Ever get that feeling that life is rushing by yet you have no idea where it’s going? Modern life can be demanding and overwhelming and often times we are living day to day just keeping up with the list of things we need to do. It’s easy to become so accustomed to not having time to do what you want that you can lose touch completely with what those wants even are.

There is a Zen story about a man riding a horse that is galloping very quickly. Another man, standing alongside the road, yells at him, “Where are you going?” and the man on the horse yells back, “I don’t know. Ask the horse.” I think that is our situation. We are riding many horses that we cannot control.”  ~ Thich Nhat Hanh

The fact that people find time for yoga in this modern rush of life is wonderful and the list of reasons why is as varied as the people who practise. Be it Strength, flexibility, fitness, relaxation or an opportunity to nourish oneself or connect with something beyond ourselves; it doesn’t really matter why you come theres a whole lot of benefits to enjoy. The longer you practise the deeper it goes until one day you discover that Yoga can transform your whole life. Big claim I know, but I also know it’s true.

Yoga can be defined in many different ways but for me the most important word is connection. My practise is my time to connect body breath and mind and experience life directly, without the mental fog of distraction. This inwards focus is an invitation to be intimate with reality and initiate a deeper experience of self. My practise teaches me not only how to move, breath and live more efficiently, It also teaches me to watch my mind without being lost in it, to observe how I react to challenging situations.

It doesn’t matter so much WHAT you do in your practise as HOW,  A yoga practise can create an opportunity to experience  own wholeness. The best way to do that can differ for different people, and in different moments, so the most important ingredient is to be paying attention. Yoga is an invitation to participate in your own life, connecting mind body and soul to have a coherent conversation with life as it is. We need to become familiar with all aspects of ourselves in order to be able to access and utilise our full potential for creating a meaningful life and a beautiful world. The breezes at dawn have secrets to tell As your practise progresses these inner aspects naturally begin to surface, some of them will be wonderful and beautiful things but others will be more difficult. As we get to know our inner wounds and weaknesses we unlock the potential for healing within them. But how do we stick with our practise when the going gets tough, When we are confronted with our own pain and the seeming security of a couch life beckons? The answer for me lies in Intention.

You might of heard the term Sankalpa used in your classes and you may have even worked with one. Wikipedia Definition:

Sankalpa (Sanskrit: संकल्प) means conception or idea or notion formed in the heart or mind, solemn vow or determination to perform, desire, definite intention, volition or will.[1] In practical terms, the word, Sankalpa, means the one-pointed resolve to do or achieve; and both psychologically and philosophically, it is the first practical step by which the sensitivity and potentiality of the mind is increased; it is known as the capacity to harness the will-power and the tool to focus and harmonise the complex body-mind apparatus.

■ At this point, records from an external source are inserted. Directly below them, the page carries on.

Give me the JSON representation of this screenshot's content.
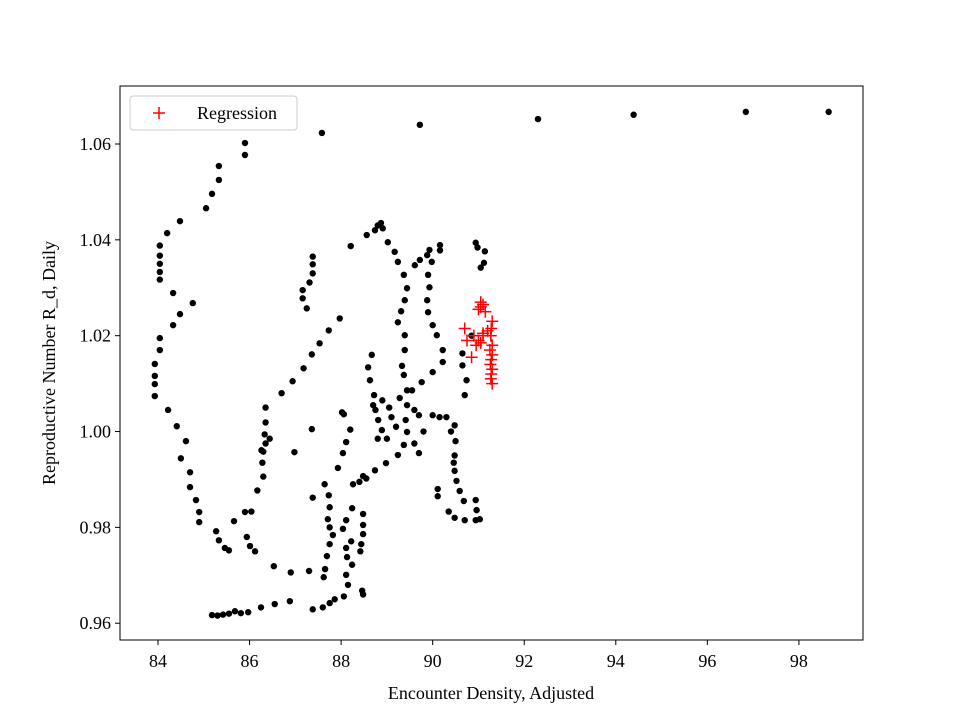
{
  "chart_data": {
    "type": "scatter",
    "xlabel": "Encounter Density, Adjusted",
    "ylabel": "Reproductive Number R_d, Daily",
    "xlim": [
      83.17,
      99.4
    ],
    "ylim": [
      0.9565,
      1.0721
    ],
    "xticks": [
      84,
      86,
      88,
      90,
      92,
      94,
      96,
      98
    ],
    "yticks": [
      0.96,
      0.98,
      {
        "value": 1,
        "label": "1.00"
      },
      1.02,
      1.04,
      1.06
    ],
    "legend": "upper left",
    "series": [
      {
        "color": "#000000",
        "marker": "o",
        "x": [
          87.58,
          89.72,
          92.3,
          94.39,
          96.84,
          98.65,
          85.9,
          85.9,
          85.33,
          85.33,
          85.18,
          85.05,
          84.48,
          84.2,
          84.04,
          84.04,
          84.04,
          84.04,
          84.04,
          84.33,
          84.76,
          84.48,
          84.33,
          84.04,
          84.04,
          83.93,
          83.93,
          83.93,
          83.93,
          84.22,
          84.41,
          84.61,
          84.5,
          84.7,
          84.7,
          84.83,
          84.9,
          84.9,
          85.27,
          85.33,
          85.46,
          85.55,
          85.66,
          85.9,
          85.94,
          86.01,
          86.12,
          86.53,
          86.9,
          87.3,
          87.62,
          85.18,
          85.3,
          85.42,
          85.55,
          85.68,
          85.81,
          85.97,
          86.25,
          86.55,
          86.88,
          87.38,
          87.6,
          87.75,
          87.86,
          88.06,
          88.48,
          88.46,
          87.65,
          87.69,
          87.75,
          87.82,
          87.75,
          87.71,
          87.75,
          87.73,
          87.64,
          87.38,
          88.15,
          88.11,
          88.24,
          88.13,
          88.11,
          88.22,
          88.04,
          88.11,
          88.24,
          88.48,
          88.48,
          88.48,
          88.44,
          88.42,
          87.31,
          87.16,
          87.16,
          87.25,
          87.38,
          87.38,
          87.38,
          86.04,
          86.17,
          86.3,
          86.28,
          86.3,
          86.33,
          86.35,
          86.35,
          86.44,
          86.35,
          86.26,
          86.7,
          86.94,
          87.18,
          87.36,
          87.53,
          87.73,
          87.97,
          87.36,
          86.98,
          88.21,
          88.56,
          88.74,
          88.87,
          88.8,
          88.91,
          89.02,
          89.17,
          89.24,
          89.37,
          89.44,
          89.39,
          89.31,
          89.24,
          89.39,
          89.39,
          89.33,
          89.37,
          89.44,
          89.44,
          89.41,
          89.44,
          89.37,
          89.24,
          88.98,
          88.74,
          88.48,
          88.26,
          88.4,
          88.55,
          88.67,
          88.59,
          88.63,
          88.72,
          88.7,
          88.81,
          88.89,
          88.2,
          88.11,
          88.04,
          87.93,
          88.02,
          88.06,
          89.61,
          89.72,
          89.88,
          89.93,
          90.16,
          90.16,
          89.98,
          89.9,
          89.93,
          89.88,
          89.9,
          90.0,
          90.09,
          90.22,
          90.22,
          90.0,
          89.76,
          89.55,
          89.28,
          89.7,
          90.0,
          90.15,
          90.48,
          90.5,
          90.48,
          90.46,
          90.48,
          90.52,
          90.59,
          90.68,
          90.11,
          90.11,
          90.35,
          90.48,
          90.7,
          90.94,
          90.96,
          90.94,
          91.03,
          90.94,
          90.98,
          91.14,
          91.12,
          91.05,
          90.7,
          90.74,
          90.65,
          90.65,
          90.85,
          88.9,
          89.05,
          89.1,
          89.2,
          89.6,
          89.8,
          89.6,
          89.7,
          88.8,
          89.0,
          88.75,
          90.3,
          90.4
        ],
        "values": [
          1.0623,
          1.064,
          1.0652,
          1.0661,
          1.0667,
          1.0667,
          1.0602,
          1.0577,
          1.0554,
          1.0525,
          1.0496,
          1.0466,
          1.0439,
          1.0414,
          1.0388,
          1.0367,
          1.035,
          1.0333,
          1.0317,
          1.0289,
          1.0268,
          1.0245,
          1.0222,
          1.0195,
          1.017,
          1.0141,
          1.0116,
          1.0099,
          1.0074,
          1.0045,
          1.0011,
          0.998,
          0.9944,
          0.9915,
          0.9884,
          0.9857,
          0.9832,
          0.9811,
          0.9792,
          0.9773,
          0.9757,
          0.9752,
          0.9813,
          0.9832,
          0.978,
          0.9761,
          0.975,
          0.9719,
          0.9706,
          0.9709,
          0.9696,
          0.9617,
          0.9616,
          0.9618,
          0.962,
          0.9625,
          0.9621,
          0.9623,
          0.9633,
          0.964,
          0.9646,
          0.9629,
          0.9633,
          0.9642,
          0.965,
          0.9656,
          0.966,
          0.9668,
          0.9713,
          0.974,
          0.9765,
          0.9784,
          0.98,
          0.9817,
          0.9842,
          0.9867,
          0.989,
          0.9862,
          0.968,
          0.9701,
          0.9722,
          0.9738,
          0.9757,
          0.9771,
          0.9797,
          0.9815,
          0.984,
          0.9828,
          0.9805,
          0.9786,
          0.9765,
          0.975,
          1.0311,
          1.0295,
          1.0278,
          1.0257,
          1.0365,
          1.0349,
          1.033,
          0.9833,
          0.9877,
          0.9906,
          0.9935,
          0.9958,
          0.9994,
          1.0019,
          1.005,
          0.9985,
          0.9975,
          0.9961,
          1.008,
          1.0105,
          1.0132,
          1.0161,
          1.0184,
          1.0211,
          1.0236,
          1.0005,
          0.9957,
          1.0387,
          1.041,
          1.042,
          1.0435,
          1.043,
          1.0424,
          1.0395,
          1.0375,
          1.0354,
          1.0327,
          1.0299,
          1.0274,
          1.0251,
          1.0228,
          1.0201,
          1.017,
          1.0137,
          1.0118,
          1.0086,
          1.0055,
          1.0024,
          0.9999,
          0.9972,
          0.9951,
          0.9934,
          0.9919,
          0.9907,
          0.989,
          0.9895,
          0.9902,
          1.016,
          1.0134,
          1.0107,
          1.0076,
          1.0055,
          1.0024,
          1.0003,
          1.0004,
          0.9978,
          0.9955,
          0.9924,
          1.004,
          1.0036,
          1.0347,
          1.0358,
          1.0368,
          1.0379,
          1.0389,
          1.0378,
          1.0354,
          1.0327,
          1.0301,
          1.0274,
          1.0249,
          1.0222,
          1.0201,
          1.017,
          1.0145,
          1.0124,
          1.0103,
          1.0086,
          1.007,
          1.0034,
          1.0034,
          1.003,
          1.0013,
          0.998,
          0.995,
          0.9935,
          0.9918,
          0.9897,
          0.9876,
          0.9855,
          0.9865,
          0.988,
          0.9833,
          0.982,
          0.9815,
          0.9815,
          0.9836,
          0.9857,
          0.9817,
          1.0394,
          1.0384,
          1.0376,
          1.0352,
          1.0342,
          1.0076,
          1.0107,
          1.0138,
          1.0163,
          1.02,
          1.0065,
          1.005,
          1.003,
          1.001,
          1.0045,
          1.0,
          0.9975,
          0.9955,
          0.9985,
          0.9985,
          1.0045,
          1.003,
          1.0
        ]
      },
      {
        "name": "Regression",
        "color": "#ff0000",
        "marker": "+",
        "x": [
          91.05,
          91.1,
          91.0,
          91.15,
          91.2,
          91.1,
          91.0,
          90.9,
          90.7,
          90.75,
          90.85,
          90.95,
          91.05,
          91.1,
          91.3,
          91.28,
          91.27,
          91.3,
          91.25,
          91.3,
          91.28,
          91.26,
          91.3,
          91.28,
          91.27,
          91.3,
          91.05
        ],
        "values": [
          1.026,
          1.0265,
          1.0255,
          1.025,
          1.021,
          1.02,
          1.019,
          1.02,
          1.0215,
          1.019,
          1.0155,
          1.018,
          1.0185,
          1.0205,
          1.023,
          1.0215,
          1.02,
          1.018,
          1.017,
          1.016,
          1.015,
          1.014,
          1.013,
          1.012,
          1.011,
          1.01,
          1.027
        ]
      }
    ]
  }
}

As a teacher I try not to spend too much of class time talking as I think the best way to learn is to practise, but there’s some things that once understood can increase the power of your practise exponentially. Sankalpa is one of those things.

Simply put a Sankalpa is your heartfelt desire, the thing that inspires you in your life, something you can dedicate yourself to achieving Wholeheartedly without hesitation. We practise forming this desire into a positive statement that we can use to rein in our body, mind and spirit when we start to have doubts, when your energy and enthusiasm is starting to waiver. Working with a sankalpa can transform our practise from a merely physical exercise to a living moving breathing prayer.

The important thing when forming a Sankalpa is not to aim small. Take the time to discover what it is you really want. What is it that inspires your heart? What is it that’s really important to you? No one else can answer these questions for you and you don’t have to explain why, you just have to find and really feel it for yourself. Don’t get caught up thinking about how your going to MAKE your sankalpa happen. We form a Sankalpa as a positive statement as if it is already true. We are powerful beings and if we decide to focus our energy on bringing what we really want into the world Amazing things can and will happen.

Science is proving that our thoughts have a powerful effect on our experience. If we can learn to trust that we can get what we want, we don’t need to act so much from fear of missing out.  Slowly slowly, just by being present to life as it is, the energy we free up by releasing self sabotaging habits can be naturally redirected into creating whatever it is we want.

When we go through the daily motions of our lives with out any awareness of what it is we truly want it can be a bit like sleepwalking. Desire can be a tricky energy to work with and many times we shut it down completely rather than doing the work necessary to get right in to the messy emotional human heart of the matter. It takes courage and determination to stay focused on what you want in the face of situations that you didn’t want. You don’t have to run away from the difficulties you can use them to sharpen your resolve.

I believe we all deserve to be happy, and that we can all get what we want. And I have a sneaking suspicion that probably when we get all the way down to the core of the matter, what I really want and what you really want, might not be all that different. Namaste!